Linda Brookhart is the Executive Director of the State Universities Annuitants Association, which advocates for higher education employees and retirees.
She expects delays in setting up relationships with new doctors, since those currently on Health Alliance can’t use Carle Foundation Hospital, and may have to travel as far as Springfield for care. Retirees are now being asked to apply for Medicare Advantage plans with Aetna Life, Humana Health, Humana Benefit or United Healthcare.
And Brookhart said there’s no way of even knowing the level of care will be same.
“People do not feel that they have had enough time to make that decision, and since the plan itself is not but rolled out yet - they don’t know what the plan consists of," she said. "And if you talk comparable, what is comparable? What is the definition of comparable to what they have now?”
Brookhart said the 15,000 retirees who rely on Health Alliance can’t even find out yet what the benefits are with the four other carriers now offered to them.

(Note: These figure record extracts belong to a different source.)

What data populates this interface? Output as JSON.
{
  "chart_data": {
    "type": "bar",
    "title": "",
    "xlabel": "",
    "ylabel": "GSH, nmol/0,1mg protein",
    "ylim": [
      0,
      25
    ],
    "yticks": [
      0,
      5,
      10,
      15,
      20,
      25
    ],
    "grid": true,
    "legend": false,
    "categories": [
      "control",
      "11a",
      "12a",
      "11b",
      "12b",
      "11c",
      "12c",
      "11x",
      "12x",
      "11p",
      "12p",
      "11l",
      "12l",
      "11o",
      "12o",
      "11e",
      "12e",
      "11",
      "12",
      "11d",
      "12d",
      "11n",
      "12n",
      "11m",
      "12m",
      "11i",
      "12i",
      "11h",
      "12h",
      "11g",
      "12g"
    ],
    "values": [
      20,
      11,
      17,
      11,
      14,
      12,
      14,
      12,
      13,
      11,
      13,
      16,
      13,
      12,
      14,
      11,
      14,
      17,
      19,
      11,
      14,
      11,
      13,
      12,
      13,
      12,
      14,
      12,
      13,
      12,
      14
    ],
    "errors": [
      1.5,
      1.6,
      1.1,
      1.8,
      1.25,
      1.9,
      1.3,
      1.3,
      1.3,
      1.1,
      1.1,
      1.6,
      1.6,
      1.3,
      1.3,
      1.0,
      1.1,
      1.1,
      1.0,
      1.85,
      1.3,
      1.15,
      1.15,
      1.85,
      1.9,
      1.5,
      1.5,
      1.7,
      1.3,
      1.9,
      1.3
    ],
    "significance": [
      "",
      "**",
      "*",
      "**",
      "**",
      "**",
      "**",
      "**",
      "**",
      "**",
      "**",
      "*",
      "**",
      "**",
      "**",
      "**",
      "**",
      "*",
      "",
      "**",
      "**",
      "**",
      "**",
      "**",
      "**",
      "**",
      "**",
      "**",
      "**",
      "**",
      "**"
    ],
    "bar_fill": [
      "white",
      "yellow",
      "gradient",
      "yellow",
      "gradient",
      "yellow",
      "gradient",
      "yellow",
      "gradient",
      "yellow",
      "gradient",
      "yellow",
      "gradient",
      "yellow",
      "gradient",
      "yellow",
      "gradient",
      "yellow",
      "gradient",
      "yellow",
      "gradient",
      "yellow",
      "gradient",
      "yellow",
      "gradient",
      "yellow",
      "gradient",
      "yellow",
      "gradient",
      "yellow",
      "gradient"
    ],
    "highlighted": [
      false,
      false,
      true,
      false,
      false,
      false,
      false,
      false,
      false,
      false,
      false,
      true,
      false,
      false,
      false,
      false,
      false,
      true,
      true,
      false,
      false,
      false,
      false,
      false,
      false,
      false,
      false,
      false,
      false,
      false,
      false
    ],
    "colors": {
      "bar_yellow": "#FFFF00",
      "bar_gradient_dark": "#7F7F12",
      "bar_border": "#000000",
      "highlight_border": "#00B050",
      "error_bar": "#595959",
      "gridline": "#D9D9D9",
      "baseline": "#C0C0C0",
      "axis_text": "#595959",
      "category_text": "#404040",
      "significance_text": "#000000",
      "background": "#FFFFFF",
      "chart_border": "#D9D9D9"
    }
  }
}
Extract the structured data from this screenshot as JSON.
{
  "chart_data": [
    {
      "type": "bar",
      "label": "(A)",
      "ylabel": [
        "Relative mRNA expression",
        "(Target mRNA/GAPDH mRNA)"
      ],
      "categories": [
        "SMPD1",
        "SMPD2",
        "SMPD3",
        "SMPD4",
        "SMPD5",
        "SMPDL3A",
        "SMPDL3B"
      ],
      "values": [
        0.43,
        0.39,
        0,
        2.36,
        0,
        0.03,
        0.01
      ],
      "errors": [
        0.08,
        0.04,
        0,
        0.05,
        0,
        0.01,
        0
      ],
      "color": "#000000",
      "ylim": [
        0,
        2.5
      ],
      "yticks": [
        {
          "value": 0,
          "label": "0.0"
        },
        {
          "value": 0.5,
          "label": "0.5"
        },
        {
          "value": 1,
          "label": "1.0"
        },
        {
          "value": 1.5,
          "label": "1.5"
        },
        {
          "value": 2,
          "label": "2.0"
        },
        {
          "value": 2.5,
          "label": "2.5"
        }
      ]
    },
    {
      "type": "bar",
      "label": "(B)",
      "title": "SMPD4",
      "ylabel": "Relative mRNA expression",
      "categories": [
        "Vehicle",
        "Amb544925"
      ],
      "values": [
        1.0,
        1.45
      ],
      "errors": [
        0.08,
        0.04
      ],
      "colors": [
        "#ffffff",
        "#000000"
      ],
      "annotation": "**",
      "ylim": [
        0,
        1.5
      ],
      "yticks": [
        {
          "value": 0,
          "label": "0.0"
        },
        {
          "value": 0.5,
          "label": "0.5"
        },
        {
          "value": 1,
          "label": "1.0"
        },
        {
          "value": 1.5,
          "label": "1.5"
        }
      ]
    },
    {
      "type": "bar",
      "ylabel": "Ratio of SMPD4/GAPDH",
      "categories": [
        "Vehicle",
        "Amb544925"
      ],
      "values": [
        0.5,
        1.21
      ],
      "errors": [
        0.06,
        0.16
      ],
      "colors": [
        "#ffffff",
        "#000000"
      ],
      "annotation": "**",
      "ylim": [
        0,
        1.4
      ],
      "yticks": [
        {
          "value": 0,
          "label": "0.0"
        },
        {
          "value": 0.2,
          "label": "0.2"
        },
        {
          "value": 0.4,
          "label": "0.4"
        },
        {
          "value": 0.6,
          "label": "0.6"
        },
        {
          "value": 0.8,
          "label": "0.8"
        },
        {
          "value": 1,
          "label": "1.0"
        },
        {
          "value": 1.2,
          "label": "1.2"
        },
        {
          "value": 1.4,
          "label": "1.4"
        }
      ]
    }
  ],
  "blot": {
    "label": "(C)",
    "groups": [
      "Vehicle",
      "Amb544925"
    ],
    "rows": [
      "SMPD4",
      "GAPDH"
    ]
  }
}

“CMS (Illinois' Department of Central Management Services) says, 'please don’t call the carriers because their staff isn’t familiar enough with the plan yet," she said. "Well, the reason they’re not familiar enough with the plan yet because the plan isn’t really available for public consumption. Or probably, there’s going to be a certain amount of training for staff.”
In 2011, the state dropped Health Alliance contracts for retirees and current employees – prompting an uproar among legislators and court hearings that led to the decision being reversed. Brookhart questions whether the move is politically motivated, noting former Governor Rod Blagojevich tried to end Health Alliance contracts in 2004.
Brookhart said she’s heard no response from the state as to why it’s happening again for retirees – but is confident legislators will address the issue in the fall veto session late this month.